NEW YORK — India’s population of 1 billion, greater than Africa, Australia and Latin America combined, is undergoing the threat of the unrelenting advance of HIV/AIDS. The infection is affecting all ages and social classes, and does not show any signs of abating. As things stand now, it is necessary to implement rapid measures with a strong component of prevention education to stop its deadly progression.

The fastest and better documented spread has occurred in Bombay and the state of Tamil Nadu. It is estimated that in Bombay, HIV has infected 50 percent of sex workers, and is present in 36 percent of sexually transmitted disease patients and 2.5 percent in women attending pre-natal clinics. Eastern India (Calcutta area) and Northern India (New Delhi region) still show a low prevalence of HIV infection (1 to 2 percent) among sex workers.

HIV infection is spreading rapidly from urban to rural areas, mainly through truck drivers and migrant workers. Surveys show that 5 to 10 percent of trick drivers in some areas of the country are infected with HIV. They should be one of the main target groups for prevention education strategies.

India reported its first case of AIDS to the World Health Organization in 1986. Presently, the World Health Organization estimates that 4 million people are infected with HIV. This makes India, after South Africa, with 4.7 million infected people, the second most infected country in the world. India accounts for 60 percent of HIV cases in Asia. Because there are three subtypes of HIV-1 and one strain of HIV-2, accurate diagnosis and treatment are more difficult.

There are several reasons for the rapid spread of HIV in India, mainly connected to cultural taboos, social customs and lack of education. Most people — particularly– in rural areas ignore basic facts about this disease and those infected — both in rural and urban areas– refuse to be identified because AIDS is associated with promiscuous sexual behavior, contagion and death.

Injecting drug use is an increasing threat. In Manipur, in India’s North east region, 55 percent of drug users are HIV-infected, as are also one percent of women attending pre-natal clinics. A group of women, monogamous wives of migrant workers and truckers, are at special risk of becoming infected with HIV. A study by the National AIDS Research Institute concluded that 14 percent of women testing positive for HIV reported no other risk behavior than sexual intercourse with their husbands.

The scare about AIDS has increased people’s bias against the disease. According to Akshay Kolukor, president of a branch of Network for Positive People, a self-help and advocacy organization, none of the local group’s 3,000 HIV-infected members have publicly revealed their condition.

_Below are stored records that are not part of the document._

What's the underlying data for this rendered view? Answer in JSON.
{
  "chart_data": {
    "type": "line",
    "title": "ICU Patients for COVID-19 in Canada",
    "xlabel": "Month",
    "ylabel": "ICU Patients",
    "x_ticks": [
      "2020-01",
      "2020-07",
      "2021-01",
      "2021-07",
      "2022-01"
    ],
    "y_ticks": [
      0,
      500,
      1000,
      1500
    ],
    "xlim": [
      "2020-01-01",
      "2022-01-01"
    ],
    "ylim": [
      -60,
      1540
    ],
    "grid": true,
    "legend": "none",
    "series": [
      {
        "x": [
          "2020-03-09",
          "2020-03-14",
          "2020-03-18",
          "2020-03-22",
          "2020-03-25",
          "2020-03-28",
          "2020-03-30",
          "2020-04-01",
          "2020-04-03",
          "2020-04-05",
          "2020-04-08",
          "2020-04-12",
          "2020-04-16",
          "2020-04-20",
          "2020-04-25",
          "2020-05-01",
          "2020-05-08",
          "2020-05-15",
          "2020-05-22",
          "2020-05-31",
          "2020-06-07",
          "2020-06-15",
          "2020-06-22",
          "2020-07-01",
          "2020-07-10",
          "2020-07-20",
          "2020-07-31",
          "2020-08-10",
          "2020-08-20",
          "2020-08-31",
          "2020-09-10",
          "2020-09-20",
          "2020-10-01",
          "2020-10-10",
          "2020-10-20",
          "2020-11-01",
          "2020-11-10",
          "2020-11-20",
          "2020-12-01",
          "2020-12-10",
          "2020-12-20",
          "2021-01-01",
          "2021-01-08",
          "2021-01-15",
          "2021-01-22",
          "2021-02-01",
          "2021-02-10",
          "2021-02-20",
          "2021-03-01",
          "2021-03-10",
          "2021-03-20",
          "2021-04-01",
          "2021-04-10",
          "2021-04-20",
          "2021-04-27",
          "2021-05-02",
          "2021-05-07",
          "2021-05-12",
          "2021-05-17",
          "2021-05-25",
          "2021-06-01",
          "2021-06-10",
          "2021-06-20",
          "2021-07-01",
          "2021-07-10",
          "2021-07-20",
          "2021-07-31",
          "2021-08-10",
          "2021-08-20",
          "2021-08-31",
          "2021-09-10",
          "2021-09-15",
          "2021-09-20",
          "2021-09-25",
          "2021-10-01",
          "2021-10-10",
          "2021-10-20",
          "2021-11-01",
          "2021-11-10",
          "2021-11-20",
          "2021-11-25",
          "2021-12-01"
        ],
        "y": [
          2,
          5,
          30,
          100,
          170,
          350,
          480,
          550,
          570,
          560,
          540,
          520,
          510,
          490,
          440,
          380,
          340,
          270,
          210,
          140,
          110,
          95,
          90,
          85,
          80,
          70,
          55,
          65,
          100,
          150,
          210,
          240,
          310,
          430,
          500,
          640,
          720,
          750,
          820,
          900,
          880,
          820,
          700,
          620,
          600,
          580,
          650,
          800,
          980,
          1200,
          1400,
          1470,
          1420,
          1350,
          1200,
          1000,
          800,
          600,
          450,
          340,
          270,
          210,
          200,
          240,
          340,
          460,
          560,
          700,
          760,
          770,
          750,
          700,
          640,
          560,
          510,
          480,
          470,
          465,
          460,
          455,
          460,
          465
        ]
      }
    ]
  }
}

Trafficking of their sexuality continues to be one of women’s greatest risks for becoming infected. Traffickers come from the cities, luring young women with false promises of work. Once they reach the city, girls are frequently put to work in brothels as prostitutes. In many cases, the girls are infected with a sexually transmitted disease by men hoping to get cured themselves through the belief that sexual contact with virgins cures infections. STDs increase the risk of HIV transmission by eight to 10 times.

Consistent use of condoms is one of the most effective weapons against the spread of HIV, but it is very difficult to promote. Prostitutes face a real dilemma when they try to implement protective measures.

Although the total picture of HIV/AIDS in India is particularly serious, some positive measures are being implemented. The Indian government and international aid agencies are making major efforts to promote awareness about AIDS and control the spread of HIV. And at the grass-root level, prostitutes themselves have become leading crusaders against HIV/AIDS. In Sonagachi, Calcutta’s red-light district, they challenge any pimp or madam who insists on the customer’s right to have sex without a condom. As a result, condom use has increased from 3 percent in 1992, when they began this practice, to 90 percent in 1998.

If India acts swiftly, using this as a model for a large-scale battle against HIV infection, and putting special stress on education on preventive measures, it can control the unrelenting spread of the disease. Those who ignore the tremendous importance of education do so at their own risk.